Vaccination: Manufacturing Industries

(asked on 15th April 2021) - View Source

Question to the Department for Business, Energy and Industrial Strategy:

To ask the Secretary of State for Business, Energy and Industrial Strategy, what steps the Department is taking to support British domestic capacity to produce future vaccines.


Answered by
Nadhim Zahawi Portrait
Nadhim Zahawi
This question was answered on 23rd April 2021

The Government has invested over £300 million to secure and scale-up the UK’s manufacturing capabilities to be able to respond to this pandemic, as well as any future pandemics. This includes:

a) Facilities that have come online:

  • £65.5 million for the early manufacture of the University of Oxford/AstraZeneca vaccine;
  • £8.75 million for the set-up of the rapid deployment facility at Oxford Biomedica in Oxfordshire;
  • £8.6 million to the Centre of Process Innovation to develop GMP-ready mRNA manufacturing capability;
  • £4.7 million for skills training through the Advanced Therapies Skills Training Network, which will be delivered through both virtual and physical centres; and
  • Funding for fill and finish through a contract with Wockhardt in Wrexham, North Wales, which is currently providing fill and finish capabilities to the University of Oxford/AstraZeneca vaccine.

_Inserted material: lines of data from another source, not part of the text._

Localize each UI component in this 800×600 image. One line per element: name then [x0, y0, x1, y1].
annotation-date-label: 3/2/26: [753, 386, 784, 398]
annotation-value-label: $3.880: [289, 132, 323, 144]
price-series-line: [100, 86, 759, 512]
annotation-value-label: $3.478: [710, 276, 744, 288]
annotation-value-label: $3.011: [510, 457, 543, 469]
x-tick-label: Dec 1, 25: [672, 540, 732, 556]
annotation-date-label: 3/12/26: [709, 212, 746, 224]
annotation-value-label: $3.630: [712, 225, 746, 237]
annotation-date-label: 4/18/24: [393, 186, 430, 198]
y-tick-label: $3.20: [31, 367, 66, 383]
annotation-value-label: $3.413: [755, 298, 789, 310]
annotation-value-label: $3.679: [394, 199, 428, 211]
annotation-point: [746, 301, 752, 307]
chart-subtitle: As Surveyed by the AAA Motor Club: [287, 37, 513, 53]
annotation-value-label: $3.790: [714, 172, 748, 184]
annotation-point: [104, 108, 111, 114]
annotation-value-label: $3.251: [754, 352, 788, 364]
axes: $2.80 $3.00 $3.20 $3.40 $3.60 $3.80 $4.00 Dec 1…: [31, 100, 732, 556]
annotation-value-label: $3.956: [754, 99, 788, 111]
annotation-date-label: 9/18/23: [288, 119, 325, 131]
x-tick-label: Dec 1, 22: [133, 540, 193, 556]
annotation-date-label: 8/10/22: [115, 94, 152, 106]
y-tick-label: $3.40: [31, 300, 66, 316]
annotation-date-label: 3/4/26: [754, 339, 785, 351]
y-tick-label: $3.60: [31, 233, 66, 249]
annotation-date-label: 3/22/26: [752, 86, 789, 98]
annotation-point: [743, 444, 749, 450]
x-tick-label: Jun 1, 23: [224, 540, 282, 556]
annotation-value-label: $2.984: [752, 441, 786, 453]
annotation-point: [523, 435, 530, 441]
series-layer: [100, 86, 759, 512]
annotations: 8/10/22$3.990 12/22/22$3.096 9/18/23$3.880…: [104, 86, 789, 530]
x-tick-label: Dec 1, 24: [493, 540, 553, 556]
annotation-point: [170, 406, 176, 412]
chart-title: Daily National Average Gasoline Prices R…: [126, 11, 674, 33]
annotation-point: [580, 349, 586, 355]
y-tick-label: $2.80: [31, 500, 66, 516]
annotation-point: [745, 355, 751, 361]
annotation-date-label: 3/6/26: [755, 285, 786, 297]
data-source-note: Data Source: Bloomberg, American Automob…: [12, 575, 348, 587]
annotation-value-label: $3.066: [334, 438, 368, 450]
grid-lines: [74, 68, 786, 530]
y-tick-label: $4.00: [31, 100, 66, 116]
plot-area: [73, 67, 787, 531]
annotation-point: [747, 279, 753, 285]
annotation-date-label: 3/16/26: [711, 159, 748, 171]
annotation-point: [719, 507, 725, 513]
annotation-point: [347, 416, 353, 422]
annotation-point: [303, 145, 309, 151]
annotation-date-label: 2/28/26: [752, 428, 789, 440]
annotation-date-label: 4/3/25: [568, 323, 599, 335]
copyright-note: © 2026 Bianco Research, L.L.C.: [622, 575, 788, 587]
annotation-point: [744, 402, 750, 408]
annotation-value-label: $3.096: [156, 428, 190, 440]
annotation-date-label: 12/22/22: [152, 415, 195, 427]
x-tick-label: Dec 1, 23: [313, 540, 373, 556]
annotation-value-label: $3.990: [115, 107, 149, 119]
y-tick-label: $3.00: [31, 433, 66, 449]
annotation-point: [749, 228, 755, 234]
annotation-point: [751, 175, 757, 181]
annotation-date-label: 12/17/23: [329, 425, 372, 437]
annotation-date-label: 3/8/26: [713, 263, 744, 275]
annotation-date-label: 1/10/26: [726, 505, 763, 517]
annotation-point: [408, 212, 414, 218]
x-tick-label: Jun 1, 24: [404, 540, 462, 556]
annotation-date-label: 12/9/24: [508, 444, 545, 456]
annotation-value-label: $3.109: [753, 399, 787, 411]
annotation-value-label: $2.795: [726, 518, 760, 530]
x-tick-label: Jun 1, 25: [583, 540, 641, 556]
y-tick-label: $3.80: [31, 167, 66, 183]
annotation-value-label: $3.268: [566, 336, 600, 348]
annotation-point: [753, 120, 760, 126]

b) Facilities that will come online later this year, to help provide longer-term UK capacity:

  • £140.6 million to accelerate the completion and expanded role of the Vaccines Manufacturing Innovation Centre in Oxfordshire;
  • £127 million for the Cell and Gene Therapy Catapult in Braintree, Essex; and
  • Funding for the expansion of the Valneva factory in Livingston, Scotland.